Most obviously, the cultural differences between a patient and carers may lead to trouble. In countries with strong traditions of gender segregation until marriage, a female may be opposed to the exposure of her body required for treatment if the attending physician is male, or a male patient may be unused to following orders from a female physician, no matter how professional and beneficial these are. In addition to difficulties of culture clashes, simple culture-based misunderstandings can prove fatal when a patient’s life is one the line. For example, an unconscious Korean man brought in by his non-English-speaking family with red welts across his chest was examined under the misconception that the welts were a symptom of whatever was causing his illness when in fact they were the result of the family’s attempt at the ancient Asian remedy of ‘coining’ and therefore unrelated to his condition1.

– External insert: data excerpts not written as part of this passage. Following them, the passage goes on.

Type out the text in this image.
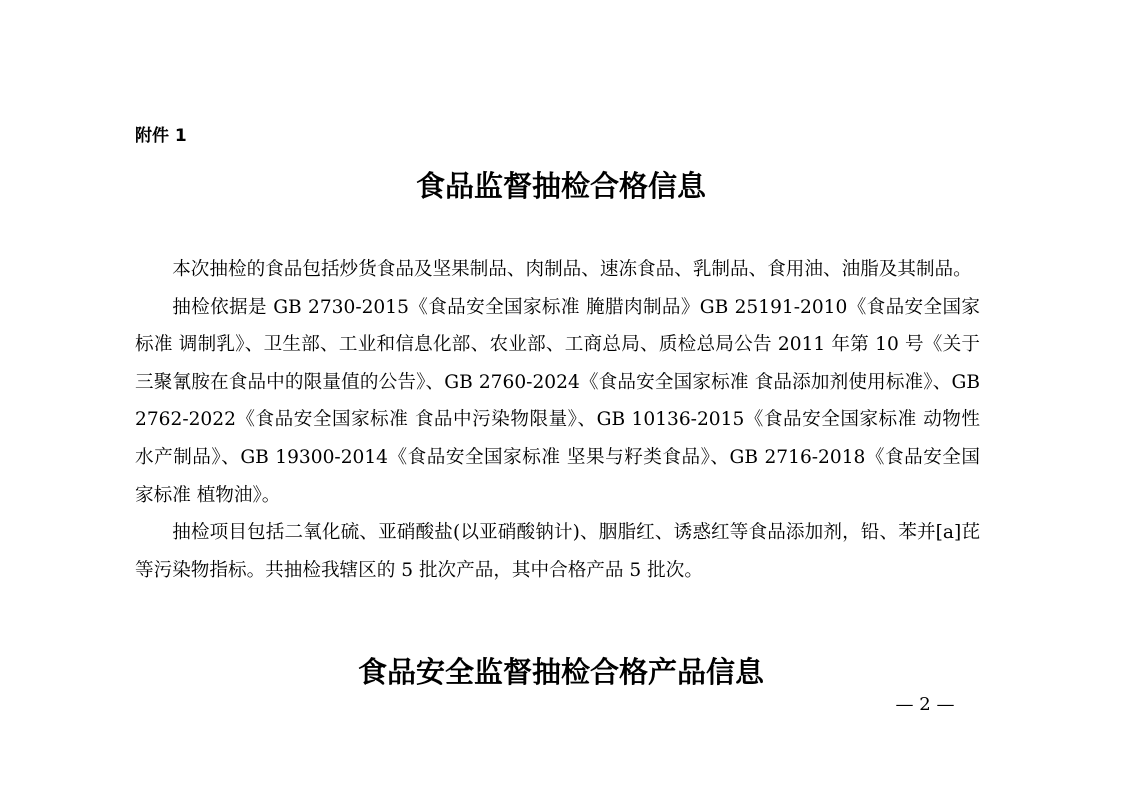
附件 1
食品监督抽检合格信息

本次抽检的食品包括炒货食品及坚果制品、肉制品、速冻食品、乳制品、食用油、油脂及其制品。

抽检依据是 GB 2730-2015《食品安全国家标准 腌腊肉制品》GB 25191-2010《食品安全国家标准 调制乳》、卫生部、工业和信息化部、农业部、工商总局、质检总局公告 2011 年第 10 号《关于三聚氰胺在食品中的限量值的公告》、GB 2760-2024《食品安全国家标准 食品添加剂使用标准》、GB 2762-2022《食品安全国家标准 食品中污染物限量》、GB 10136-2015《食品安全国家标准 动物性水产制品》、GB 19300-2014《食品安全国家标准 坚果与籽类食品》、GB 2716-2018《食品安全国家标准 植物油》。

抽检项目包括二氧化硫、亚硝酸盐(以亚硝酸钠计)、胭脂红、诱惑红等食品添加剂，铅、苯并[a]芘等污染物指标。共抽检我辖区的 5 批次产品，其中合格产品 5 批次。

食品安全监督抽检合格产品信息
— 2 —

Stereotypes are something of a double-edged sword in dealing with diversity. On the one hand, holding the stereotype that British people are stoic could help a doctor realise that something is seriously amiss when a British patient begins complaining loudly and insistently of pain. However, a similar stereotyping can also have negative results - for instance, a nurse that held the belief that ‘Mexican women express their pain loudly’ brushed off a Mexican woman patient's cries for an hour before calling the physician who then found hidden bleeding serious enough to warrant immediate surgery1. In the end, it may be prudent to begin with a factual generalisation and then take each case individually; often the family of patients can give the most accurate indications of what is and is not normal behaviour.

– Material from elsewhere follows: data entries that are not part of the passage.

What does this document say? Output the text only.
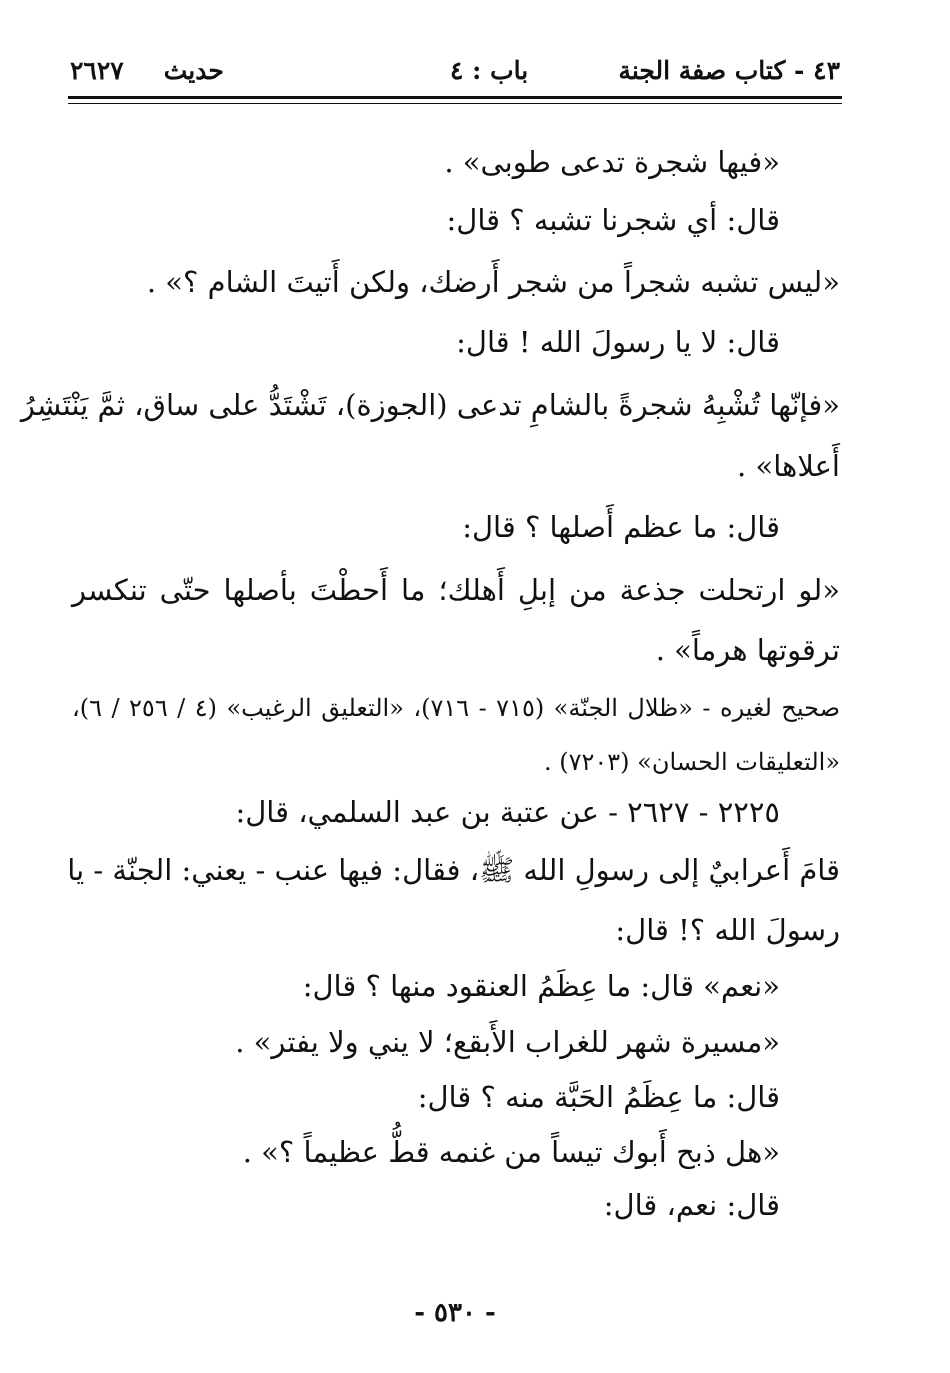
٤٣ - كتاب صفة الجنة
باب : ٤
حديث٢٦٢٧
«فيها شجرة تدعى طوبى» .
قال: أي شجرنا تشبه ؟ قال:
«ليس تشبه شجراً من شجر أَرضك، ولكن أَتيتَ الشام ؟» .
قال: لا يا رسولَ الله ! قال:
«فإنّها تُشْبِهُ شجرةً بالشامِ تدعى (الجوزة)، تَشْتَدُّ على ساق، ثمَّ يَنْتَشِرُ
أَعلاها» .
قال: ما عظم أَصلها ؟ قال:
«لو ارتحلت جذعة من إبلِ أَهلك؛ ما أَحطْتَ بأصلها حتّى تنكسر
ترقوتها هرماً» .
صحيح لغيره - «ظلال الجنّة» (٧١٥ - ٧١٦)، «التعليق الرغيب» (٤ / ٢٥٦ / ٦)،
«التعليقات الحسان» (٧٢٠٣) .
٢٢٢٥ - ٢٦٢٧ - عن عتبة بن عبد السلمي، قال:
قامَ أَعرابيٌ إلى رسولِ الله ﷺ، فقال: فيها عنب - يعني: الجنّة - يا
رسولَ الله ؟! قال:
«نعم» قال: ما عِظَمُ العنقود منها ؟ قال:
«مسيرة شهر للغراب الأَبقع؛ لا يني ولا يفتر» .
قال: ما عِظَمُ الحَبَّة منه ؟ قال:
«هل ذبح أَبوك تيساً من غنمه قطُّ عظيماً ؟» .
قال: نعم، قال:
- ٥٣٠ -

Diversity within healthcare staff can lead to a range of problems as well. There may be the aforementioned discomfort at taking orders from a certain gender or type of person among some cultures, or it may be a clash of values. One Filipino nurse went a long time regarding her coworkers as lazy for asking her to perform tasks for them while the native nurses regarded her as snobby for never asking for help or working as a team1.
In any event, clear communication including an objective acknowledgement and discussion of differences in worldviews and values can clear up many issues in diversity.
Reference:
1. Galanti, G., (2001). The Challenge of Serving and Working with Diverse Populations in American Hospitals. The Diversity Factor.